Intermec, l’azienda statunitense specializzata nella progettazione e nella produzione di dispositivi elettronici portatili per aziende e liberi professionisti ha recentemente immesso sul mercato due nuovi gioielli tecnologici che già hanno riscosso l’interesse degli esperti del settore e sono destinati a ottenere un favorevole consenso da parte del mercato. Stiamo parlando delle nove stampanti portatili PR2 e PR3 che, in ragione delle loro ridotte dimensioni e della componentistica utilizzata nella loro produzione, sono attualmente i dispositivi più piccoli e leggeri della loro categoria e permettono, pertanto, con un minimo ingombro di stampare ricevute e fatture “sul campo”.
Tuttavia, non sono solo la maneggevolezza e la portabilità, i punti di forza di questi nuovi prodotti di Intermec per la stampa, a queste importanti caratteristiche devono essere aggiunte quelle, non meno fondamentali, che riguardano l’autonomia, interfacci abilità e, soprattutto in questi momenti di congiuntura economica negativa, il risparmio che l’adozione di questi strumenti consente di realizzare.
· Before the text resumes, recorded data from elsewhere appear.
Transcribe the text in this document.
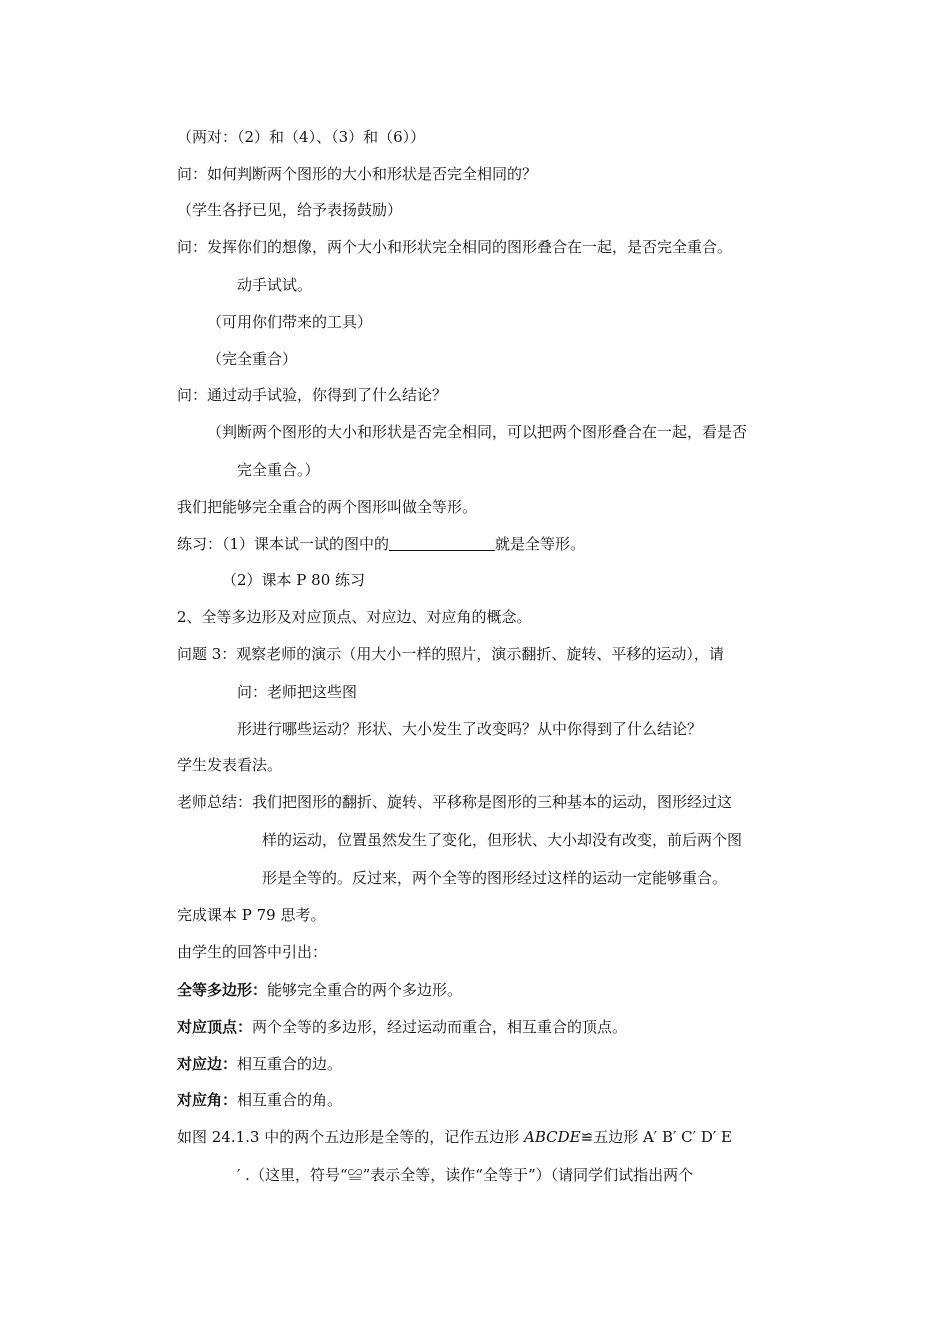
（两对：（2）和（4）、（3）和（6））
问：如何判断两个图形的大小和形状是否完全相同的？
（学生各抒已见，给予表扬鼓励）
问：发挥你们的想像，两个大小和形状完全相同的图形叠合在一起，是否完全重合。
动手试试。
（可用你们带来的工具）
（完全重合）
问：通过动手试验，你得到了什么结论？
（判断两个图形的大小和形状是否完全相同，可以把两个图形叠合在一起，看是否
完全重合。）
我们把能够完全重合的两个图形叫做全等形。
练习：（1）课本试一试的图中的	就是全等形。
（2）课本 P 80 练习
2、全等多边形及对应顶点、对应边、对应角的概念。
问题 3：观察老师的演示（用大小一样的照片，演示翻折、旋转、平移的运动），请
问：老师把这些图
形进行哪些运动？形状、大小发生了改变吗？从中你得到了什么结论？
学生发表看法。
老师总结：我们把图形的翻折、旋转、平移称是图形的三种基本的运动，图形经过这
样的运动，位置虽然发生了变化，但形状、大小却没有改变，前后两个图
形是全等的。反过来，两个全等的图形经过这样的运动一定能够重合。
完成课本 P 79 思考。
由学生的回答中引出：
全等多边形：能够完全重合的两个多边形。
对应顶点：两个全等的多边形，经过运动而重合，相互重合的顶点。
对应边：相互重合的边。
对应角：相互重合的角。
如图 24.1.3 中的两个五边形是全等的，记作五边形 ABCDE≌五边形 A′ B′ C′ D′ E
′ .（这里，符号“≌”表示全等，读作“全等于”）（请同学们试指出两个
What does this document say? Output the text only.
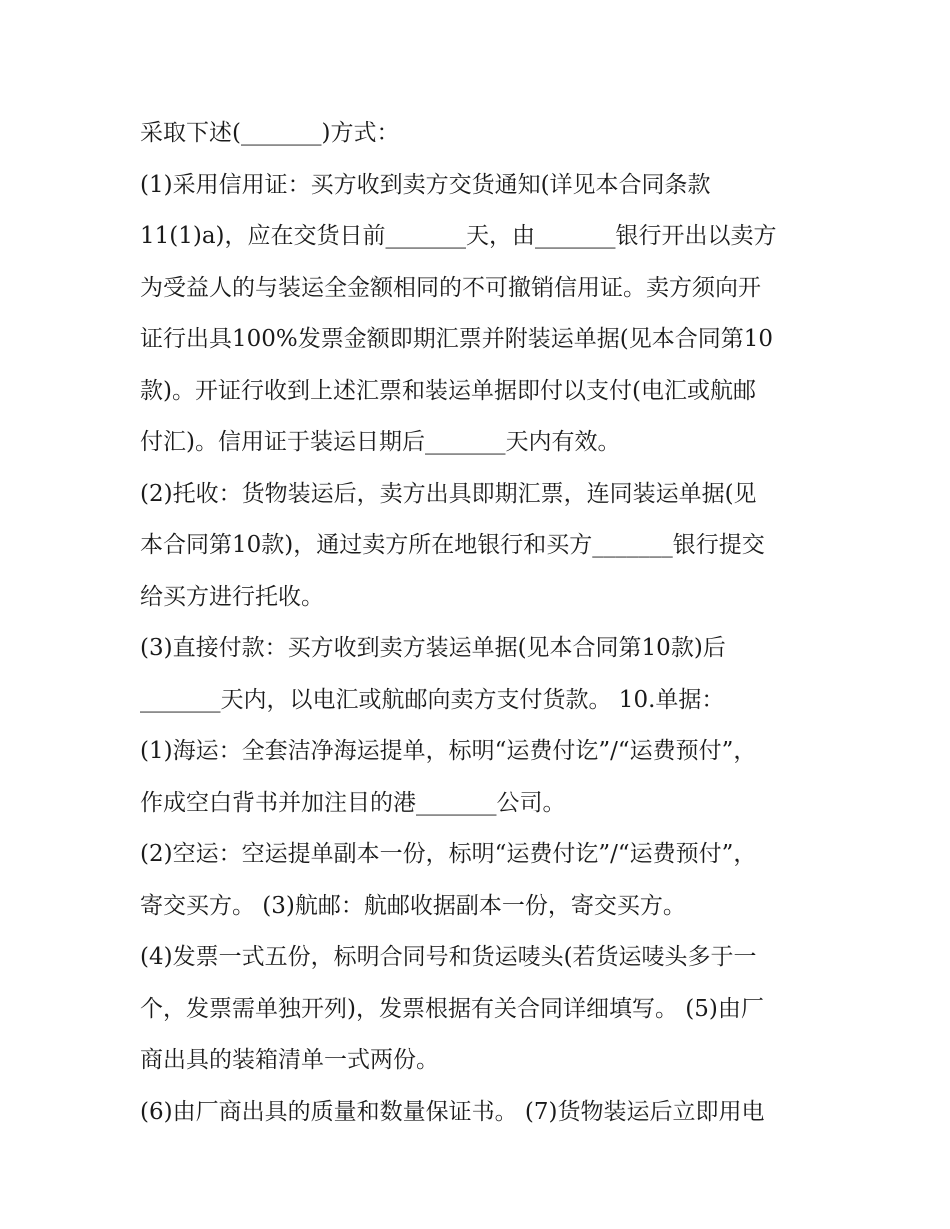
采取下述(_______)方式：
(1)采用信用证：买方收到卖方交货通知(详见本合同条款
11(1)a)，应在交货日前_______天，由_______银行开出以卖方
为受益人的与装运全金额相同的不可撤销信用证。卖方须向开
证行出具100%发票金额即期汇票并附装运单据(见本合同第10
款)。开证行收到上述汇票和装运单据即付以支付(电汇或航邮
付汇)。信用证于装运日期后_______天内有效。
(2)托收：货物装运后，卖方出具即期汇票，连同装运单据(见
本合同第10款)，通过卖方所在地银行和买方_______银行提交
给买方进行托收。
(3)直接付款：买方收到卖方装运单据(见本合同第10款)后
_______天内，以电汇或航邮向卖方支付货款。 10.单据：
(1)海运：全套洁净海运提单，标明“运费付讫”/“运费预付”，
作成空白背书并加注目的港_______公司。
(2)空运：空运提单副本一份，标明“运费付讫”/“运费预付”，
寄交买方。 (3)航邮：航邮收据副本一份，寄交买方。
(4)发票一式五份，标明合同号和货运唛头(若货运唛头多于一
个，发票需单独开列)，发票根据有关合同详细填写。 (5)由厂
商出具的装箱清单一式两份。
(6)由厂商出具的质量和数量保证书。 (7)货物装运后立即用电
Per quanto riguarda l’autonomia d’utilizzo, le stampanti PR2 e PR3 garantiscono un’autonomia operativa pari a 118 metri di stampa per la versione PR2 e di 89 metri per la versione PR3. Tali valori garantiscono un utilizzo, senza dover ricorrere ad alimentazione esterna o ricarica, durante tutto l’arco diurno ovvero quello notturno, conferendo in tal modo tutta l’autonomia richiesta dalla clientela. Peraltro, va sottolineato che grazie a un’apposita tecnologia contenuta nell’hardware di questi due dispositivi, sia la stampante PR2 sia il modello PR3 sono in grado di fornire, in tempo reale, il valore di consumo della batteria e indicano, all’approssimarsi della fine della carica, la necessità di sostituzione della stessa. Inoltre, va sottolineato che le batterie possono essere ricaricate in maniera indipendente dal corpo della stampante e, pertanto, sono così annullati i tempi morti di utilizzo del dispositivo durante i periodi di ricarica.
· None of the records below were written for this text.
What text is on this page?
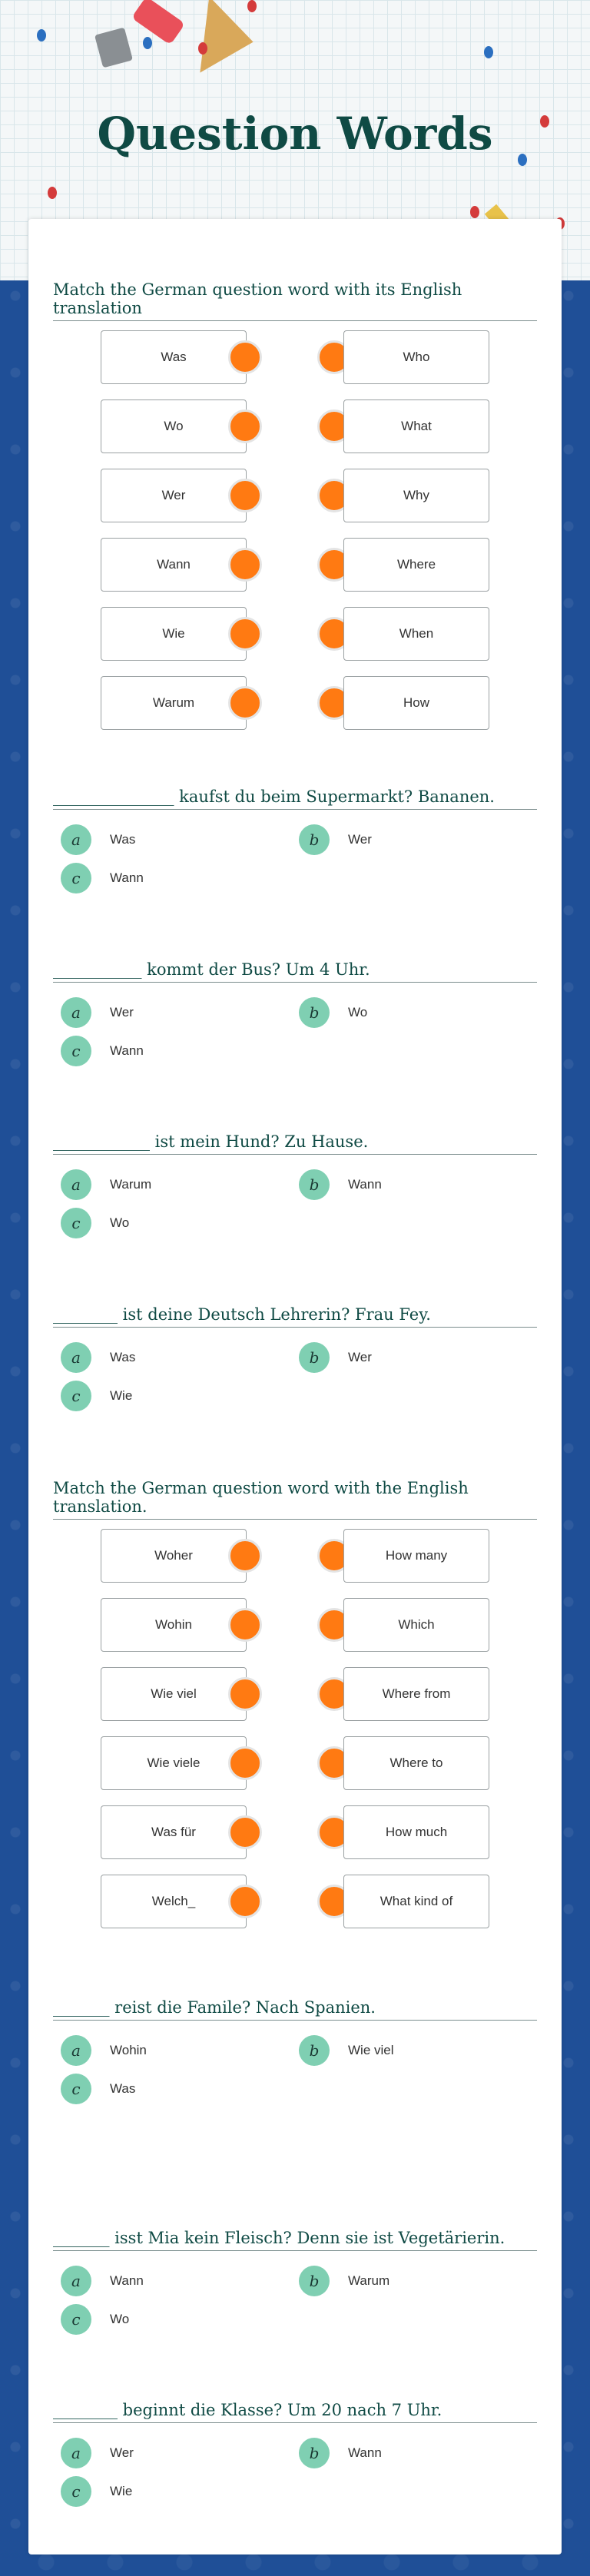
Question Words
Match the German question word with its English translation
Was	Who
Wo	What
Wer	Why
Wann	Where
Wie	When
Warum	How
_______________ kaufst du beim Supermarkt? Bananen.
a	Was	b	Wer
c	Wann
___________ kommt der Bus? Um 4 Uhr.
a	Wer	b	Wo
c	Wann
____________ ist mein Hund? Zu Hause.
a	Warum	b	Wann
c	Wo
________ ist deine Deutsch Lehrerin? Frau Fey.
a	Was	b	Wer
c	Wie
Match the German question word with the English translation.
Woher	How many
Wohin	Which
Wie viel	Where from
Wie viele	Where to
Was für	How much
Welch_	What kind of
_______ reist die Famile? Nach Spanien.
a	Wohin	b	Wie viel
c	Was
_______ isst Mia kein Fleisch? Denn sie ist Vegetärierin.
a	Wann	b	Warum
c	Wo
________ beginnt die Klasse? Um 20 nach 7 Uhr.
a	Wer	b	Wann
c	Wie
Sul versante dell’interfacciabilità, le stampanti PR2 e PR3 possono dialogare con tutti i prodotti Intermec di cui, ovviamente, ne condividono il software di funzionamento. Tale comunicazione, peraltro, può addirittura avvenire tramite un sistema wireless grazie alla comoda interfaccia bluetooth che garantisce un veloce carico e scarico dei dati per realizzare un risparmio sia in termini di tempo sia di batteria impiegata nella specifica attività. Non meno importante è, inoltre, l’interfacciabilità di tipo hardware che si realizza tramite il possibile comune utilizzo della stessa base di alloggiamento e di ricarica della linea di computer palmari della Intermec. A possibilità di impiegare la base FlexDock anche per le stampanti PR2 e PR3 consente perciò un evidente risparmio nella spesa destinata agli accessori e consente, nello stesso tempo, di ottenere la massima modularità nella linea di prodotti Intermec.
Infine, ma non certo per importanza, deve essere rilevato l’abbattimento dei costi operativi che le stampanti PR2 e PR3 consentono di realizzare. L’impiego della base FlexDock permette un risparmio sino al 20% rispetto alle altre soluzioni di mercato che imporrebbero l’acquisto, a parte, di un accessorio analogo e l’utilizzo del software Intermec mette in condizione il cliente di beneficiare dei futuri aggiornamenti delle applicazioni con risparmi di circa il 70% rispetto all’acquisto di software ex-novo.